Interpreting Results

Dashboard

Your dashboard is intended to give you a view of everything happening in your experiments at a glance.

Think of the metrics displayed here as the vital signs of your experiments:

Splitforce iOS Android and Unity Testing Dashboard

If you click on the Top Performing Variation for any dashboard item, you will be brought to that experiment’s Full Report. Reports display raw data, as well as metrics related to test performance and significance:

Splitforce Dashboard Mobile App Testing Software Results

Raw Data

Conversions is the total number of users that converted.

Events is the total number of events users completed.

Time is the total time users spent in a session, on a screenview, etc.

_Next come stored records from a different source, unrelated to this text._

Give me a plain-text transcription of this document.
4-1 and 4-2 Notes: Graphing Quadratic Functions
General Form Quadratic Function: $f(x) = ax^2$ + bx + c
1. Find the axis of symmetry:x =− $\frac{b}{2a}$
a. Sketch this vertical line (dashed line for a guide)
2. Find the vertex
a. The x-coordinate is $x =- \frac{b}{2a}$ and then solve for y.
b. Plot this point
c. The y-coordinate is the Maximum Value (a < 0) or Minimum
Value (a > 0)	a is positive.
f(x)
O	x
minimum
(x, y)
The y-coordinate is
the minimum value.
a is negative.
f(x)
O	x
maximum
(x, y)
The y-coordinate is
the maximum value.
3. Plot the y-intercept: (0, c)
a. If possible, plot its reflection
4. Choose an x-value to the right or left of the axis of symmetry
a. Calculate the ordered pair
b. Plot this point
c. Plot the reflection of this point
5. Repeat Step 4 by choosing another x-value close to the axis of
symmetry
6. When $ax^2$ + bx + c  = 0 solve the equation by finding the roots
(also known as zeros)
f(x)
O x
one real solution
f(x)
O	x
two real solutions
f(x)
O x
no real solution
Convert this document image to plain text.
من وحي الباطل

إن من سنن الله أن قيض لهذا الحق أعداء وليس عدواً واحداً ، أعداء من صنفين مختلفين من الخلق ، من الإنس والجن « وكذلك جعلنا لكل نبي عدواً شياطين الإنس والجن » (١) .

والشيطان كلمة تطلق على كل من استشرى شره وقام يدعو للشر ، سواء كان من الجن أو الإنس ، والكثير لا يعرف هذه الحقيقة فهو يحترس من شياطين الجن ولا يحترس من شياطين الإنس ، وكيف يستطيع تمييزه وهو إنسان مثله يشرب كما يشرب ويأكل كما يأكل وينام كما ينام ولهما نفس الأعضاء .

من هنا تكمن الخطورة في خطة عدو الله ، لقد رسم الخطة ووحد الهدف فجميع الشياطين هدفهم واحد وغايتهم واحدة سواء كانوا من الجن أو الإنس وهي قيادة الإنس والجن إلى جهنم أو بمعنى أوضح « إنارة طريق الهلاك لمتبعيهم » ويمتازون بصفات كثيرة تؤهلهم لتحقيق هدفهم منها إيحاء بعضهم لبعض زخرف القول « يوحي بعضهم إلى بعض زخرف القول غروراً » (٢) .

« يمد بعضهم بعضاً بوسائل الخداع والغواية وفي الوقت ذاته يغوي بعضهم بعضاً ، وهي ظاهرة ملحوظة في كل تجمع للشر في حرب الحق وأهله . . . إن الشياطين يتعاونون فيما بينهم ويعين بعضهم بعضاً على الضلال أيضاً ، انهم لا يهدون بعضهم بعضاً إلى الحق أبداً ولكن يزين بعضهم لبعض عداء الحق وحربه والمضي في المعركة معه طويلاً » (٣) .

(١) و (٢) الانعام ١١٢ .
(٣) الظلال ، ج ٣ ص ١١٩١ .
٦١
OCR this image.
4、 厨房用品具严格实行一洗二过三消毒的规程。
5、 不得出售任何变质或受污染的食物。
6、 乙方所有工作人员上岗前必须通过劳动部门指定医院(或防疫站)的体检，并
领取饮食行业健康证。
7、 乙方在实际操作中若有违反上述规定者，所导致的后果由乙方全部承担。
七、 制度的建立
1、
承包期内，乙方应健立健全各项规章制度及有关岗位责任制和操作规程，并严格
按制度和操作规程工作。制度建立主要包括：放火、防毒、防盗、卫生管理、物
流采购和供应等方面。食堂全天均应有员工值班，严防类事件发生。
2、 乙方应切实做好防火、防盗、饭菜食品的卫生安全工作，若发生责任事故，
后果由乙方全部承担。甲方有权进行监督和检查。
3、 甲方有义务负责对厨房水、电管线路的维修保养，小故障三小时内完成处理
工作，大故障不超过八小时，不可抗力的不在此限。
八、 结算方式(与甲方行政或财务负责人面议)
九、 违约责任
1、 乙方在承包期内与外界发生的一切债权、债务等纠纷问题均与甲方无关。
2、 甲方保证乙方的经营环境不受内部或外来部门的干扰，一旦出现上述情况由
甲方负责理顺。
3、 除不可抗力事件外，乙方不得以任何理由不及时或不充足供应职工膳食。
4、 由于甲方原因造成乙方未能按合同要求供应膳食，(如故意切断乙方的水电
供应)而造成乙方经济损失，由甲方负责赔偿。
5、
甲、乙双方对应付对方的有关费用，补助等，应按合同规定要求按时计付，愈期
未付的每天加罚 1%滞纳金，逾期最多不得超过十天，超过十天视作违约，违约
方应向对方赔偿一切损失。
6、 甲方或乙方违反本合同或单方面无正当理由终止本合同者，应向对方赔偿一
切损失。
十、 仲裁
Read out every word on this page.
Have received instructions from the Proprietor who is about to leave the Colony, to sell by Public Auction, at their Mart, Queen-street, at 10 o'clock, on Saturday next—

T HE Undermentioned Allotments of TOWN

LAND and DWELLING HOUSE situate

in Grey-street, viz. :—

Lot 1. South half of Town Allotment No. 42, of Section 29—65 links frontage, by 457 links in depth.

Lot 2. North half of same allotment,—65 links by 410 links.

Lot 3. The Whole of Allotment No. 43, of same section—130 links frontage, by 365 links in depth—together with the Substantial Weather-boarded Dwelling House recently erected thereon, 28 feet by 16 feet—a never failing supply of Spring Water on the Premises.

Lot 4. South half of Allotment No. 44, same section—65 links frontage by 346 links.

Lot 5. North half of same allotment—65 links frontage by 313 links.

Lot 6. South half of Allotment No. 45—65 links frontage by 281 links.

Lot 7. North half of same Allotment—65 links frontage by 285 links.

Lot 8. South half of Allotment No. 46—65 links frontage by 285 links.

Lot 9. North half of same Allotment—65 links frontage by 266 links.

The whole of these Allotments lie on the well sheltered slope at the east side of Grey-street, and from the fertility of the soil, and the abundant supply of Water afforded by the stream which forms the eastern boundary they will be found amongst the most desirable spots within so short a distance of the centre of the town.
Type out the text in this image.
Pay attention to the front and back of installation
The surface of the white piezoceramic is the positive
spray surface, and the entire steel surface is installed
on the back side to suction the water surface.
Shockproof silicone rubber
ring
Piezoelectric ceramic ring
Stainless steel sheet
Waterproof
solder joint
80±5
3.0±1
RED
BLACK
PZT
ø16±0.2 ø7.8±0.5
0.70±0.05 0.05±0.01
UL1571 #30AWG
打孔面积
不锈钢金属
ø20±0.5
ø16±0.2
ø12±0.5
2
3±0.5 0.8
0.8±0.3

Quantity is the total quantity of something occurring in the app

Users is the number of users included in the experiment to date.

Performance Metrics

Conversion Rate is a measure for Conversion Goals and is calculated as:

Unique Goals Reached / Users

Average Events per User is a measure for Event Goals and is calculated as:

Total Events / Users

Average Time per User is a measure for Timing Goals and is calculated as:

Total Time / Users

Average Quantity per User is a measure for Quantity Goals and is calculated as:

Total Quantity / Users

Observed Improvement is the percent change of each variation’s performance compared to the baseline. It is calculated as:

(New Variation’s Performance) – (Baseline Variation’s Performance)
Baseline Variation’s Performance

* 100

Significance Metrics

Confidence Intervals represents the range in which there is a 95% probability that the variation’s true performance lies. Confidence Intervals can be found in numerical form underneath the variation performance metric, and represented graphically by the syringe graph to the right of the variation performance metric. It is calculated as:

For rate goals:

+/- 1.96 * sqrt (p * (1 – p) / n)

For non-rate goals:

+/-1.96*(stdev/sqrt(n))

Chance to Beat Baseline is the probability that the Observed Improvement is statistically significant. It is calculated as the p-Value associated with the following z-statistic:

New Variation’s Performance – Baseline Variation’s Performance
sqrt (Standard Error of New Variation^2 + Standard Error of Baseline Variation^2)

Estimated Users to Completion is an estimate of the number of new test participants needed to arrive at a statistically significant result, where the top-performing variation’s Chance to Beat Baseline is greater than or equal to 95%.